Saturday, August 25, 2007

First Principles

Well, it's been one heck of a week. With all of the insanity going on around us, sometimes it's best to take a step back and return to first principles. One of those is the Business Cycle - you know that thing that the Fed has supposedly abolished? The two questions that come to mind immediately are "why did the cycle exist?" and "how did the Fed get rid of it?"
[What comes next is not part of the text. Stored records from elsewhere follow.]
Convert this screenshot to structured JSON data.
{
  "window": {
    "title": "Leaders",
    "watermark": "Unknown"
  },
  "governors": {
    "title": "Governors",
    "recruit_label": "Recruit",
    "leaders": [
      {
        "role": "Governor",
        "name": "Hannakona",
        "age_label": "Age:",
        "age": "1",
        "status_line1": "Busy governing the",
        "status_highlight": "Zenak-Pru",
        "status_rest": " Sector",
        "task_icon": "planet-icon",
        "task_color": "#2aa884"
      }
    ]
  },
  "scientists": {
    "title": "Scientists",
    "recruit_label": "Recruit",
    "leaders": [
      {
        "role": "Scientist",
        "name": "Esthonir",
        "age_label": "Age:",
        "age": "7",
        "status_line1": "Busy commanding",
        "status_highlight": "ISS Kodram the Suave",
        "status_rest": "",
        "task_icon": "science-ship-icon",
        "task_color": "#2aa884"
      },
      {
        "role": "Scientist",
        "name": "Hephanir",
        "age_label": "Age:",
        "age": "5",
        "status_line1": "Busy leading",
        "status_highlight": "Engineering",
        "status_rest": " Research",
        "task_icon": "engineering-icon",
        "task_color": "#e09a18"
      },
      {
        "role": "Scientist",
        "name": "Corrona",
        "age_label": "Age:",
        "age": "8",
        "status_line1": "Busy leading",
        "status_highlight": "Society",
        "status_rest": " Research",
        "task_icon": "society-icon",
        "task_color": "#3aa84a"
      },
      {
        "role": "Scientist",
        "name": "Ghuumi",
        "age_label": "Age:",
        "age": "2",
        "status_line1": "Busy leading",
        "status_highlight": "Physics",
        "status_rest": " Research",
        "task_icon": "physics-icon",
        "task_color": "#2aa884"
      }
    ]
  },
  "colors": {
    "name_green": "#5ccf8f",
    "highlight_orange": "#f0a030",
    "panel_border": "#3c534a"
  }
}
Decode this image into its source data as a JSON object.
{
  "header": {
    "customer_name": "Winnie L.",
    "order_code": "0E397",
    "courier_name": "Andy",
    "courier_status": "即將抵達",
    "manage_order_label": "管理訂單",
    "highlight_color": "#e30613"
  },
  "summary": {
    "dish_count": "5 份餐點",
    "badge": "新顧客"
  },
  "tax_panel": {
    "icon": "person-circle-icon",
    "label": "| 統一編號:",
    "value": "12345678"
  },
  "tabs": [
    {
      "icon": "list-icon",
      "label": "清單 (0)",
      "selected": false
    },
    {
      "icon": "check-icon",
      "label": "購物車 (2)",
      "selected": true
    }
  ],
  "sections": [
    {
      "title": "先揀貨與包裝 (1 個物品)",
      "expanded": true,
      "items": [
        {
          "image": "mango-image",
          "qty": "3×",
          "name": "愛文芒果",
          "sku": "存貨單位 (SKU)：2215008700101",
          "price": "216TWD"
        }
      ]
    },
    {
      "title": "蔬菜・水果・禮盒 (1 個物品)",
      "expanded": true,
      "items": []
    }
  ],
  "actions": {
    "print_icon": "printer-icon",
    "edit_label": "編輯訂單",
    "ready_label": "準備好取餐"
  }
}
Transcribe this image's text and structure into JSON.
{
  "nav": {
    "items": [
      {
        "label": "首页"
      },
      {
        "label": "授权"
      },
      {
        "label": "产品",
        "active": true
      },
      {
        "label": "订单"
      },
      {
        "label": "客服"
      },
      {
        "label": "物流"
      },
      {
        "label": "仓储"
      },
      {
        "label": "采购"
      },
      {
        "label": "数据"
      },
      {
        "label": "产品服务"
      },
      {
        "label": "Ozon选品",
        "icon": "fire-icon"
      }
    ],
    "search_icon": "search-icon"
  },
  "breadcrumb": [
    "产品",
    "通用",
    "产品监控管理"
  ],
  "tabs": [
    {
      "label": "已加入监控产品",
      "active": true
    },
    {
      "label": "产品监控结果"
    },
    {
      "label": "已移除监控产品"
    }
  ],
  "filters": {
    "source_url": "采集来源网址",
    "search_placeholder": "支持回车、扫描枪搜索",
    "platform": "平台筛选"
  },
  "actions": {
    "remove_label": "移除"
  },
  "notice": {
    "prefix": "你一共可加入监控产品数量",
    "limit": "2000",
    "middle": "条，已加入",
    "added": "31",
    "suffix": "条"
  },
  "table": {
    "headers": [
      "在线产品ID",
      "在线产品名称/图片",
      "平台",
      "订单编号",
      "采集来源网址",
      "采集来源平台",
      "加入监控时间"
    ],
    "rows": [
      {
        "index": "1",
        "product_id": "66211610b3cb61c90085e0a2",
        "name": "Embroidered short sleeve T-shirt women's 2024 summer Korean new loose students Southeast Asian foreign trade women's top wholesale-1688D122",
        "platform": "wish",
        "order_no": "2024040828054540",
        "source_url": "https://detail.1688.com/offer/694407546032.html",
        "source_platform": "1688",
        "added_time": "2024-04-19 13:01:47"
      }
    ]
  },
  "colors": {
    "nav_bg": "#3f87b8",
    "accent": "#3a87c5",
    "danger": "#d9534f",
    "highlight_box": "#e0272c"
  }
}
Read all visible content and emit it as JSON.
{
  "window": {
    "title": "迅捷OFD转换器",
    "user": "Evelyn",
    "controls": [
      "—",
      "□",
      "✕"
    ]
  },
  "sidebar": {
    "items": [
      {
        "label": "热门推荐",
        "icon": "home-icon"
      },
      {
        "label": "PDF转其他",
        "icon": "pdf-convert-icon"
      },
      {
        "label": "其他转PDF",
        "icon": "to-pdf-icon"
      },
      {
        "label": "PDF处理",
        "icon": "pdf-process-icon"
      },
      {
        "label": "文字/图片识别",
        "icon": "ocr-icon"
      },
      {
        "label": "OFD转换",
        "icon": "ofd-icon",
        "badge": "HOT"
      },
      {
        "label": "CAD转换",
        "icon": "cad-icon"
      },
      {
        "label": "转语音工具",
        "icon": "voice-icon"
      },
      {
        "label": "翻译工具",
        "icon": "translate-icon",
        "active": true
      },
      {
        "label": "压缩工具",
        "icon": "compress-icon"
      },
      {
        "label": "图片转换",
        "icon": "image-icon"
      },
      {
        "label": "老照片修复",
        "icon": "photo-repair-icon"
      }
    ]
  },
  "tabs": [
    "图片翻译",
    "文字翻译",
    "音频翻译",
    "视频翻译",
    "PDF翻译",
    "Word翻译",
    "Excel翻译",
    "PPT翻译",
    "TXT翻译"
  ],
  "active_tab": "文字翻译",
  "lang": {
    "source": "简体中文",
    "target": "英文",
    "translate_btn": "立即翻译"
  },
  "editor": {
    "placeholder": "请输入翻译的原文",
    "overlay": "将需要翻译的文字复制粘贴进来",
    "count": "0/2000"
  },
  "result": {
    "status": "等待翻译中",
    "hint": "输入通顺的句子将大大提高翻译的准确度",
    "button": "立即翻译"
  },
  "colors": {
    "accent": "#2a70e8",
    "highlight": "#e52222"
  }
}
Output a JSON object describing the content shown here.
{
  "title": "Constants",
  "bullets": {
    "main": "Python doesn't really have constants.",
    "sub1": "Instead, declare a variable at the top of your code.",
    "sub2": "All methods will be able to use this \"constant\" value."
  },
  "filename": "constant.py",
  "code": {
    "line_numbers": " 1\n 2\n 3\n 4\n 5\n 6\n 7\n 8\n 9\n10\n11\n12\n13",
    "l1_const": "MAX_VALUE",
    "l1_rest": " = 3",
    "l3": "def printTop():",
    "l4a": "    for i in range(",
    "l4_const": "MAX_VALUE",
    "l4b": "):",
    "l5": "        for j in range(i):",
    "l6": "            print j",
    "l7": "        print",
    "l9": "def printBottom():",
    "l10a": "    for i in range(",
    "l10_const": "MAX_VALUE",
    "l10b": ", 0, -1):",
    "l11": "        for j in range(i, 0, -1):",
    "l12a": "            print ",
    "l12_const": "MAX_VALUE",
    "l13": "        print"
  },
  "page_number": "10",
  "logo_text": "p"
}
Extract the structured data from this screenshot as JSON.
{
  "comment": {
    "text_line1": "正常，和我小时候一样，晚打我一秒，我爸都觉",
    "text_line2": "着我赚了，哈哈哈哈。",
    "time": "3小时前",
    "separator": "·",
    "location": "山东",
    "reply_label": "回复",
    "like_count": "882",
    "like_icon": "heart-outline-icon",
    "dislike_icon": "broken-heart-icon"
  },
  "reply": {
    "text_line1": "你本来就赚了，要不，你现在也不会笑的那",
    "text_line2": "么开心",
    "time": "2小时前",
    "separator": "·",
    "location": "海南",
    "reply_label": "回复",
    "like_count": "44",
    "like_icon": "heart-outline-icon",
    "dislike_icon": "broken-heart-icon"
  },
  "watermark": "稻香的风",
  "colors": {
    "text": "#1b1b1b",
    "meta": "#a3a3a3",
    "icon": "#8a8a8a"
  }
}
The first one is easy. Economic cycles have existed throughout our history and always will exist as long as emotional humans are making economic decisions. The National Bureau of Economic Research has tracked US economic cycles going back to the mid-19th century. In the immediate postwar period, the cycles became more predictable as the Fed began to regulate them and induce the occasional recession to purge excesses before the market did it for them. During this period, it was discovered that the cycle could be manipulated though not controlled. The typical pattern was roughly three years of expansion, followed by a 12 month recession. The only major exception was the long expansion which lasted through most of the 1960s. The excesses from that one contributed to the really ugly decade that followed - and I'm not just talking about disco and afros for white guys either.

Unfortunately, other than Paul Volcker the Fed seemingly learned little from that experience. After Saint Paul imposed a painful but effective remedy for inflation, his successor Alan Greenspan embarked on a policy of continuous credit expansion. This has "worked" in the sense that economic growth was sustained over a long period, few setbacks were encountered and those were short and shallow. But the price was a crumbling economic foundation. Consumption became the dominant basis of the economy. Consumption growth was funded first with falling savings, then with growing debt. The major collapses in the savings rate came during the 1990s as it fell from 7% to 2% and again after 2002 when it went from 2% to negative.

We essentially outsourced the necessary but burdensome job of saving to Asia. Few economists seem to have drawn any connection between the outsourcing of manufacturing and of savings. Manufacturing requires investment and investment requires savings. It would seem reasonable that the nations which save and invest in the real economy (not just financial paper) would increase their manufacturing and that seems to be the case. The US is left with little savings, heavy debt, bad loans and a weakened manufacturing base. The cycle has not been abolished. It has simply been stretched and distorted beyond all recognition.